Feb. 5 (Bloomberg) -- Bayer AG and Johnson & Johnson will work together with Portola Pharmaceuticals Inc. to quell doctors’ concerns about the lack of an antidote to their new blood-thinner Xarelto.
The companies will collaborate on PRT4445, Portola’s experimental antidote for Factor Xa inhibitors like Xarelto, Leverkusen, Germany-based Bayer and New Brunswick, New Jersey-based J&J said in an e-mailed press release today. A proof-of-concept study in healthy volunteers should be done by the second half of this year, the partners said.
Xarelto and competitor Eliquis, a Factor Xa inhibitor developed by Bristol-Myers Squibb Co. and Pfizer Inc. were hailed as a benefit for patients who may have otherwise relied on the older, more difficult to administer drug warfarin to help prevent blood clots and strokes.

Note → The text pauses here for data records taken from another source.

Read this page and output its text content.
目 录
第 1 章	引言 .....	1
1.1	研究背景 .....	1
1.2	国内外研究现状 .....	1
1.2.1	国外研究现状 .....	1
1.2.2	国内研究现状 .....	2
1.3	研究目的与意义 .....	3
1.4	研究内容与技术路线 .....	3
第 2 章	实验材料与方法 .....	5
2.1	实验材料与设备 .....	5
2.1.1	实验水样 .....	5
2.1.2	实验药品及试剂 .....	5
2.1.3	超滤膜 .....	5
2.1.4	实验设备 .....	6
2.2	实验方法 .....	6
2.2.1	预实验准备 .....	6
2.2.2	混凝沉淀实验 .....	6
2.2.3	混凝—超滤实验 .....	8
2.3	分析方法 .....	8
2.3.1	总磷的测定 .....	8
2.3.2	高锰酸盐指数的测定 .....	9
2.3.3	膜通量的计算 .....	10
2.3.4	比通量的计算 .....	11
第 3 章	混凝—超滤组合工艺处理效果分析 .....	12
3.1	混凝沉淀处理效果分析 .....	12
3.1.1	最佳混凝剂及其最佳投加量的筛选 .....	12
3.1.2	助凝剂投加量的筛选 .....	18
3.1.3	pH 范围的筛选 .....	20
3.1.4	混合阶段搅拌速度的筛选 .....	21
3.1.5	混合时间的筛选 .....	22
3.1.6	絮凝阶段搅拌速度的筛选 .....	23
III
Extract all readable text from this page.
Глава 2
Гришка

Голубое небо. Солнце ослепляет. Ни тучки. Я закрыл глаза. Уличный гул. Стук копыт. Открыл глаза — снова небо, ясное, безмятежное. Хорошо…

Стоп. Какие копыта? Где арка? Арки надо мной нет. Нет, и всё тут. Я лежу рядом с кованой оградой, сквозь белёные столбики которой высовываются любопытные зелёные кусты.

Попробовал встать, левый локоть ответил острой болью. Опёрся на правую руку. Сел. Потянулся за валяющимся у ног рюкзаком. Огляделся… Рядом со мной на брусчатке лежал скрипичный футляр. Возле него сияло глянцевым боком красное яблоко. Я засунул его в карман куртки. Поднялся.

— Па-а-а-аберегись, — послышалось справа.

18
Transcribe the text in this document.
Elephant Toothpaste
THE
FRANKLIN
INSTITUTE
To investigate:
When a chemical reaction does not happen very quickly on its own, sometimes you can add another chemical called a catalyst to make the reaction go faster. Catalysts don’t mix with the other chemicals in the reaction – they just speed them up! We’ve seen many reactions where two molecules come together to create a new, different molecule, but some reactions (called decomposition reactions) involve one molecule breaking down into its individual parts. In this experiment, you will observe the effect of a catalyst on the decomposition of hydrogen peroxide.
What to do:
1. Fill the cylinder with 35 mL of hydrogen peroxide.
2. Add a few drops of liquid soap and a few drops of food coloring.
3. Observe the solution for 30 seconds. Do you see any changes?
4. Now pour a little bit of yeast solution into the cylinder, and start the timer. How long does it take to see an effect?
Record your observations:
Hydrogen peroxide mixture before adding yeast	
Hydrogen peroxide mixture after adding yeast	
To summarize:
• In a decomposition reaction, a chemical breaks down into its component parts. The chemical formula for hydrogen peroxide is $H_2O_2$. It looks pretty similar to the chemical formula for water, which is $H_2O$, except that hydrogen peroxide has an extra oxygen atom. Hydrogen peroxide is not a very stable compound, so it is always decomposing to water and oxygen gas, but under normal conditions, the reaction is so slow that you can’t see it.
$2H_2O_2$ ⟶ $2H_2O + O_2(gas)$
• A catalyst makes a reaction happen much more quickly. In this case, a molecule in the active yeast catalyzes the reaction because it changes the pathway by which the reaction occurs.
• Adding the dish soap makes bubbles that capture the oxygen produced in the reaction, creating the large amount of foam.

Still, doctors were concerned that without an antidote it might be difficult to undo blood thinning in cases of an emergency, like sudden bleeding or the need for an immediate operation.
“Although when normalization of blood clotting is necessary, stopping the intake of Xarelto is usually effective, we understand the desire of doctors to have a specific antidote to reverse the anticoagulation effects,” Kemal Malik, Bayer’s head of global development, said in today’s statement.
The partners will pay Portola an undisclosed amount for the collaboration. The South San Francisco-based company will keep global development and commercialization rights for the compound.
Portola signed a similar deal in November with Pfizer and its partner Bristol-Myers. That agreement also allowed Portola to keep the rights on the compound.
Xarelto won approval in November 2011 for U.S. patients with atrial fibrillation, an irregular heartbeat that increases the risk of blood clots and strokes and that afflicts about 2.66 million people in the U.S. Eliquis was approved in December 2012 for the same patients.
Bayer has said Xarelto will probably have peak annual sales of more than 2 billion euros ($2.71 billion).